Возможно, это было невежливо, – но я вырубил профессора, опасаясь, что дальнейшие разъяснения лишь затемнят то, о чем я успел у него узнать; усевшись над кучей кассет, я стал размышлять, как составить ученый кружок, чтобы пороскошествовать интеллектуально. О гибернизации я и думать забыл. Разве можно духовное пиршество в компании величайших умов променять на бездумный вековой храп? В конце концов я вставил в компьютер кассеты с Бертраном Расселом, Карлом Поппером, адвокатом Финкельштейном (хотя это был ум minorum gentium[43], я решил включить своего симпатичного знакомого в это общество) и, невзирая на предостережения профессора Трутти, добавил Шекспира.
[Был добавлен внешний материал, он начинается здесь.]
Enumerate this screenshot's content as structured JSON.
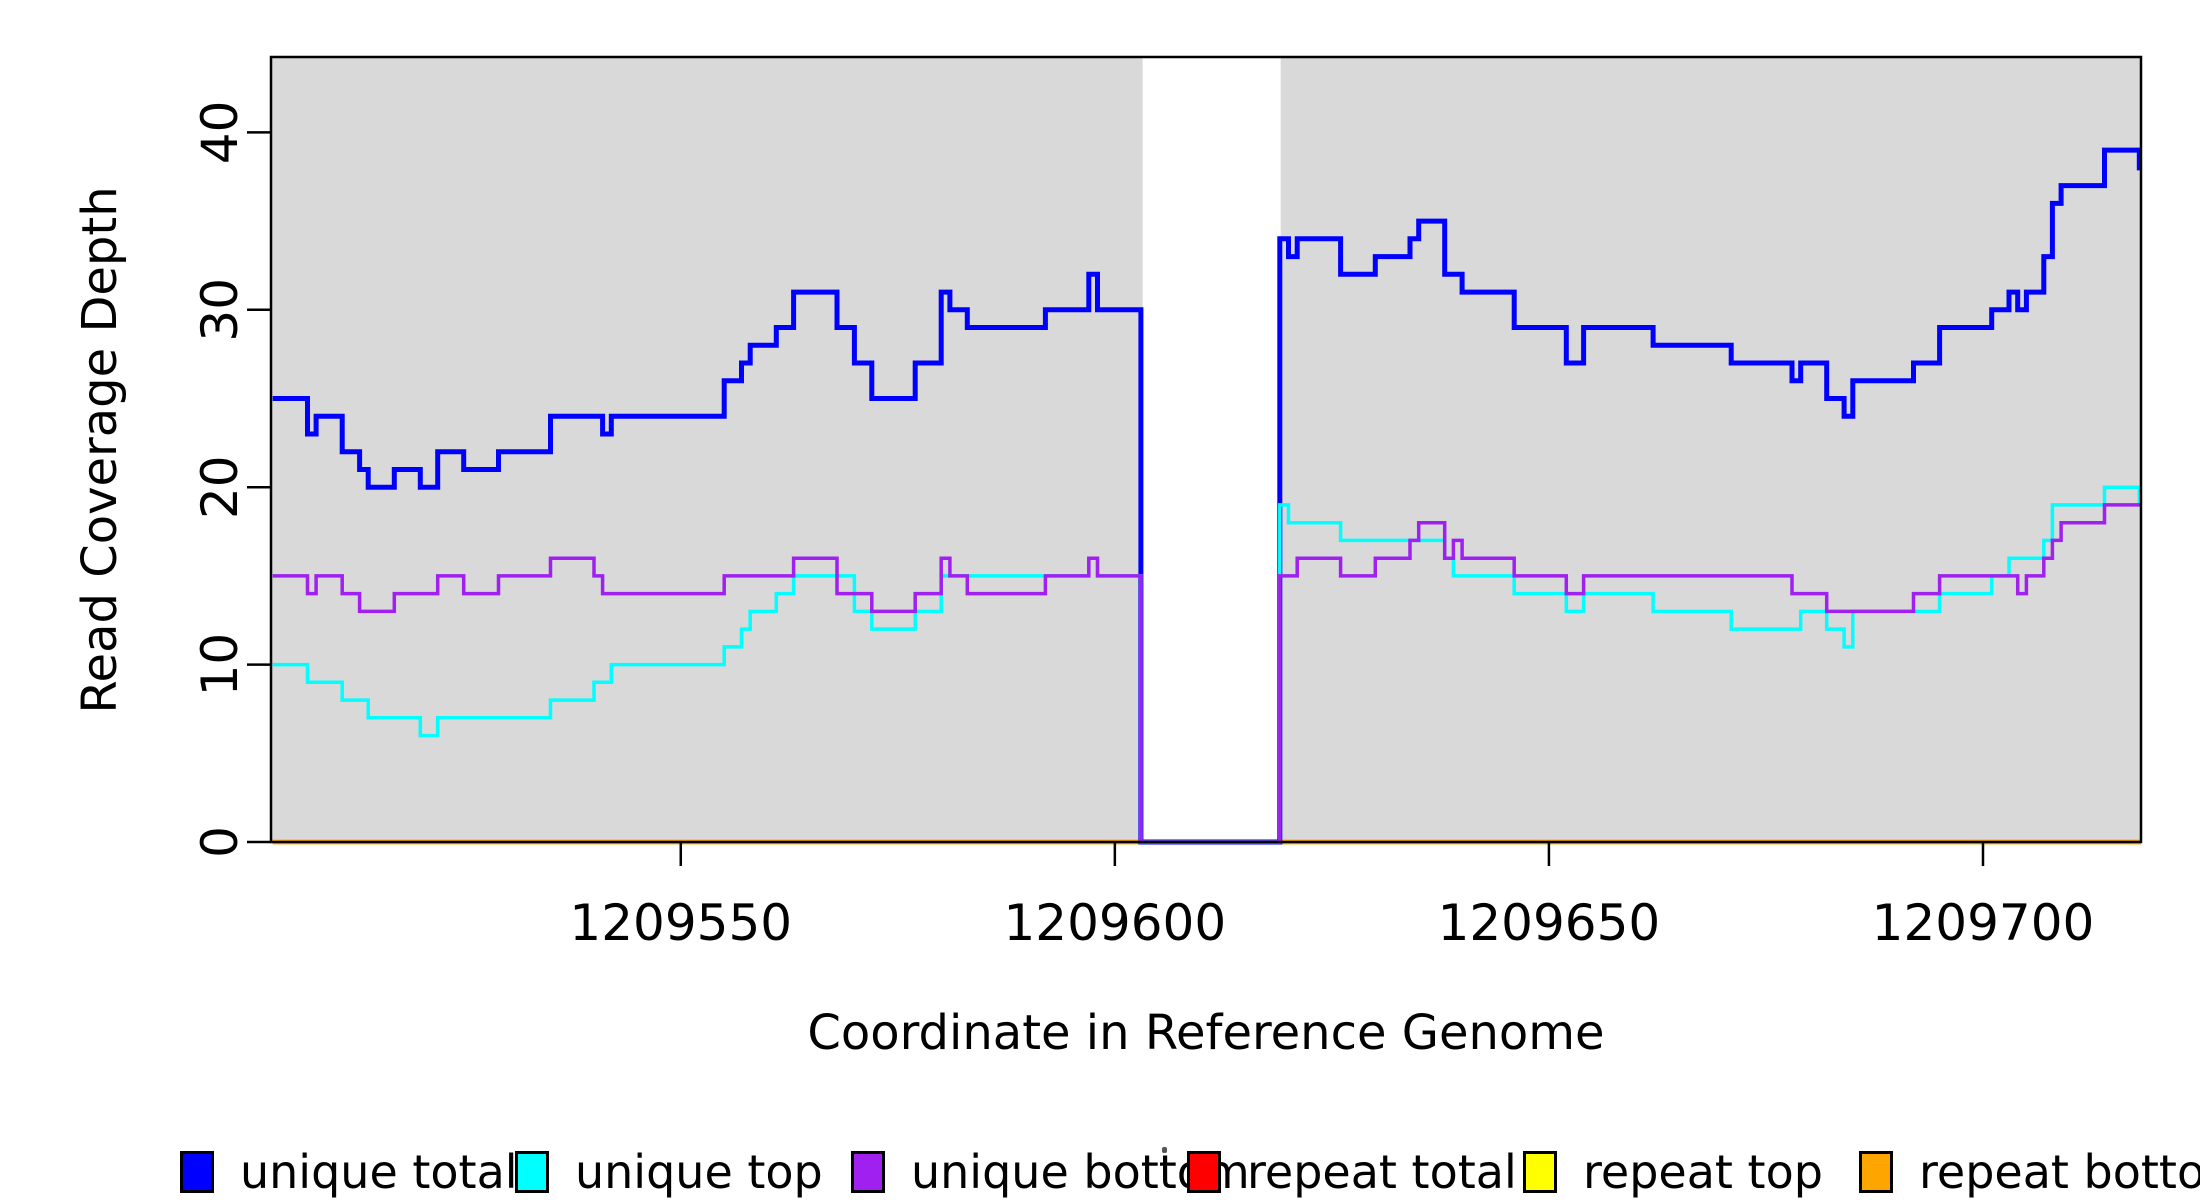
{
  "chart_data": {
    "type": "line",
    "subtype": "step-coverage-plot",
    "title": "",
    "xlabel": "Coordinate in Reference Genome",
    "ylabel": "Read Coverage Depth",
    "xlim": [
      1209502.8,
      1209718.2
    ],
    "ylim": [
      0,
      44.25
    ],
    "grid": false,
    "legend_position": "bottom",
    "x_ticks": [
      "1209550",
      "1209600",
      "1209650",
      "1209700"
    ],
    "x_tick_values": [
      1209550,
      1209600,
      1209650,
      1209700
    ],
    "y_ticks": [
      "0",
      "10",
      "20",
      "30",
      "40"
    ],
    "y_tick_values": [
      0,
      10,
      20,
      30,
      40
    ],
    "background_regions": {
      "color": "#D9D9D9",
      "ranges": [
        [
          1209502.8,
          1209603.2
        ],
        [
          1209619.1,
          1209718.2
        ]
      ]
    },
    "gap_region": [
      1209603.2,
      1209619.1
    ],
    "draw_order": [
      3,
      4,
      5,
      0,
      1,
      2
    ],
    "series": [
      {
        "id": "unique-total",
        "label": "unique total",
        "color": "#0000FF",
        "stroke_width": 5,
        "segments": [
          [
            1209503,
            1209506,
            25
          ],
          [
            1209507,
            1209507,
            23
          ],
          [
            1209508,
            1209510,
            24
          ],
          [
            1209511,
            1209512,
            22
          ],
          [
            1209513,
            1209513,
            21
          ],
          [
            1209514,
            1209516,
            20
          ],
          [
            1209517,
            1209519,
            21
          ],
          [
            1209520,
            1209521,
            20
          ],
          [
            1209522,
            1209524,
            22
          ],
          [
            1209525,
            1209528,
            21
          ],
          [
            1209529,
            1209534,
            22
          ],
          [
            1209535,
            1209540,
            24
          ],
          [
            1209541,
            1209541,
            23
          ],
          [
            1209542,
            1209554,
            24
          ],
          [
            1209555,
            1209556,
            26
          ],
          [
            1209557,
            1209557,
            27
          ],
          [
            1209558,
            1209560,
            28
          ],
          [
            1209561,
            1209562,
            29
          ],
          [
            1209563,
            1209567,
            31
          ],
          [
            1209568,
            1209569,
            29
          ],
          [
            1209570,
            1209571,
            27
          ],
          [
            1209572,
            1209576,
            25
          ],
          [
            1209577,
            1209579,
            27
          ],
          [
            1209580,
            1209580,
            31
          ],
          [
            1209581,
            1209582,
            30
          ],
          [
            1209583,
            1209591,
            29
          ],
          [
            1209592,
            1209596,
            30
          ],
          [
            1209597,
            1209597,
            32
          ],
          [
            1209598,
            1209602,
            30
          ],
          [
            1209603,
            1209618,
            0
          ],
          [
            1209619,
            1209619,
            34
          ],
          [
            1209620,
            1209620,
            33
          ],
          [
            1209621,
            1209625,
            34
          ],
          [
            1209626,
            1209629,
            32
          ],
          [
            1209630,
            1209633,
            33
          ],
          [
            1209634,
            1209634,
            34
          ],
          [
            1209635,
            1209637,
            35
          ],
          [
            1209638,
            1209639,
            32
          ],
          [
            1209640,
            1209645,
            31
          ],
          [
            1209646,
            1209651,
            29
          ],
          [
            1209652,
            1209653,
            27
          ],
          [
            1209654,
            1209661,
            29
          ],
          [
            1209662,
            1209670,
            28
          ],
          [
            1209671,
            1209677,
            27
          ],
          [
            1209678,
            1209678,
            26
          ],
          [
            1209679,
            1209681,
            27
          ],
          [
            1209682,
            1209683,
            25
          ],
          [
            1209684,
            1209684,
            24
          ],
          [
            1209685,
            1209691,
            26
          ],
          [
            1209692,
            1209694,
            27
          ],
          [
            1209695,
            1209700,
            29
          ],
          [
            1209701,
            1209702,
            30
          ],
          [
            1209703,
            1209703,
            31
          ],
          [
            1209704,
            1209704,
            30
          ],
          [
            1209705,
            1209706,
            31
          ],
          [
            1209707,
            1209707,
            33
          ],
          [
            1209708,
            1209708,
            36
          ],
          [
            1209709,
            1209713,
            37
          ],
          [
            1209714,
            1209717,
            39
          ],
          [
            1209718,
            1209718,
            38
          ]
        ]
      },
      {
        "id": "unique-top",
        "label": "unique top",
        "color": "#00FFFF",
        "stroke_width": 3.5,
        "segments": [
          [
            1209503,
            1209506,
            10
          ],
          [
            1209507,
            1209510,
            9
          ],
          [
            1209511,
            1209513,
            8
          ],
          [
            1209514,
            1209519,
            7
          ],
          [
            1209520,
            1209521,
            6
          ],
          [
            1209522,
            1209534,
            7
          ],
          [
            1209535,
            1209539,
            8
          ],
          [
            1209540,
            1209541,
            9
          ],
          [
            1209542,
            1209554,
            10
          ],
          [
            1209555,
            1209556,
            11
          ],
          [
            1209557,
            1209557,
            12
          ],
          [
            1209558,
            1209560,
            13
          ],
          [
            1209561,
            1209562,
            14
          ],
          [
            1209563,
            1209569,
            15
          ],
          [
            1209570,
            1209571,
            13
          ],
          [
            1209572,
            1209576,
            12
          ],
          [
            1209577,
            1209579,
            13
          ],
          [
            1209580,
            1209596,
            15
          ],
          [
            1209597,
            1209597,
            16
          ],
          [
            1209598,
            1209602,
            15
          ],
          [
            1209603,
            1209618,
            0
          ],
          [
            1209619,
            1209619,
            19
          ],
          [
            1209620,
            1209625,
            18
          ],
          [
            1209626,
            1209637,
            17
          ],
          [
            1209638,
            1209638,
            16
          ],
          [
            1209639,
            1209645,
            15
          ],
          [
            1209646,
            1209651,
            14
          ],
          [
            1209652,
            1209653,
            13
          ],
          [
            1209654,
            1209661,
            14
          ],
          [
            1209662,
            1209670,
            13
          ],
          [
            1209671,
            1209678,
            12
          ],
          [
            1209679,
            1209681,
            13
          ],
          [
            1209682,
            1209683,
            12
          ],
          [
            1209684,
            1209684,
            11
          ],
          [
            1209685,
            1209694,
            13
          ],
          [
            1209695,
            1209700,
            14
          ],
          [
            1209701,
            1209702,
            15
          ],
          [
            1209703,
            1209706,
            16
          ],
          [
            1209707,
            1209707,
            17
          ],
          [
            1209708,
            1209713,
            19
          ],
          [
            1209714,
            1209717,
            20
          ],
          [
            1209718,
            1209718,
            19
          ]
        ]
      },
      {
        "id": "unique-bottom",
        "label": "unique bottom",
        "color": "#A020F0",
        "stroke_width": 3.5,
        "segments": [
          [
            1209503,
            1209506,
            15
          ],
          [
            1209507,
            1209507,
            14
          ],
          [
            1209508,
            1209510,
            15
          ],
          [
            1209511,
            1209512,
            14
          ],
          [
            1209513,
            1209516,
            13
          ],
          [
            1209517,
            1209521,
            14
          ],
          [
            1209522,
            1209524,
            15
          ],
          [
            1209525,
            1209528,
            14
          ],
          [
            1209529,
            1209534,
            15
          ],
          [
            1209535,
            1209539,
            16
          ],
          [
            1209540,
            1209540,
            15
          ],
          [
            1209541,
            1209554,
            14
          ],
          [
            1209555,
            1209562,
            15
          ],
          [
            1209563,
            1209567,
            16
          ],
          [
            1209568,
            1209571,
            14
          ],
          [
            1209572,
            1209576,
            13
          ],
          [
            1209577,
            1209579,
            14
          ],
          [
            1209580,
            1209580,
            16
          ],
          [
            1209581,
            1209582,
            15
          ],
          [
            1209583,
            1209591,
            14
          ],
          [
            1209592,
            1209596,
            15
          ],
          [
            1209597,
            1209597,
            16
          ],
          [
            1209598,
            1209602,
            15
          ],
          [
            1209603,
            1209618,
            0
          ],
          [
            1209619,
            1209620,
            15
          ],
          [
            1209621,
            1209625,
            16
          ],
          [
            1209626,
            1209629,
            15
          ],
          [
            1209630,
            1209633,
            16
          ],
          [
            1209634,
            1209634,
            17
          ],
          [
            1209635,
            1209637,
            18
          ],
          [
            1209638,
            1209638,
            16
          ],
          [
            1209639,
            1209639,
            17
          ],
          [
            1209640,
            1209645,
            16
          ],
          [
            1209646,
            1209651,
            15
          ],
          [
            1209652,
            1209653,
            14
          ],
          [
            1209654,
            1209677,
            15
          ],
          [
            1209678,
            1209681,
            14
          ],
          [
            1209682,
            1209684,
            13
          ],
          [
            1209685,
            1209691,
            13
          ],
          [
            1209692,
            1209694,
            14
          ],
          [
            1209695,
            1209703,
            15
          ],
          [
            1209704,
            1209704,
            14
          ],
          [
            1209705,
            1209706,
            15
          ],
          [
            1209707,
            1209707,
            16
          ],
          [
            1209708,
            1209708,
            17
          ],
          [
            1209709,
            1209713,
            18
          ],
          [
            1209714,
            1209718,
            19
          ]
        ]
      },
      {
        "id": "repeat-total",
        "label": "repeat total",
        "color": "#FF0000",
        "stroke_width": 4.5,
        "segments": [
          [
            1209503,
            1209718,
            0
          ]
        ]
      },
      {
        "id": "repeat-top",
        "label": "repeat top",
        "color": "#FFFF00",
        "stroke_width": 4.5,
        "segments": [
          [
            1209503,
            1209718,
            0
          ]
        ]
      },
      {
        "id": "repeat-bottom",
        "label": "repeat bottom",
        "color": "#FFA500",
        "stroke_width": 4.5,
        "segments": [
          [
            1209503,
            1209718,
            0
          ]
        ]
      }
    ]
  }
}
Готов поклясться, что я заказал и Эйнштейна, но, хоть и высыпал на пол все содержимое коробки, нашел только Фейерабенда; в ярости, что не могу заявить рекламацию – ведь я отмахал уже добрых несколько триллионов миль, – я приготовился к диспуту, то есть поставил поудобнее сервировочный стол с подсоленным печеньем и тоником, за спину засунул подушку и включил компьютер. Я съел все печенье и выпил весь тоник и лишь тогда спохватился, что мои кассетные спутники давно уже ведут спор, только звук был приглушен. Я повернул нужную ручку и услышал голос Бертрана Рассела:
– Ум, господин Фейерабенд, это способность разгрызания трудных орешков, поэтому самый блестящий ум можно использовать для решения самых глупых вопросов. Зато мудрость предполагает еще и умение выбирать проблемы.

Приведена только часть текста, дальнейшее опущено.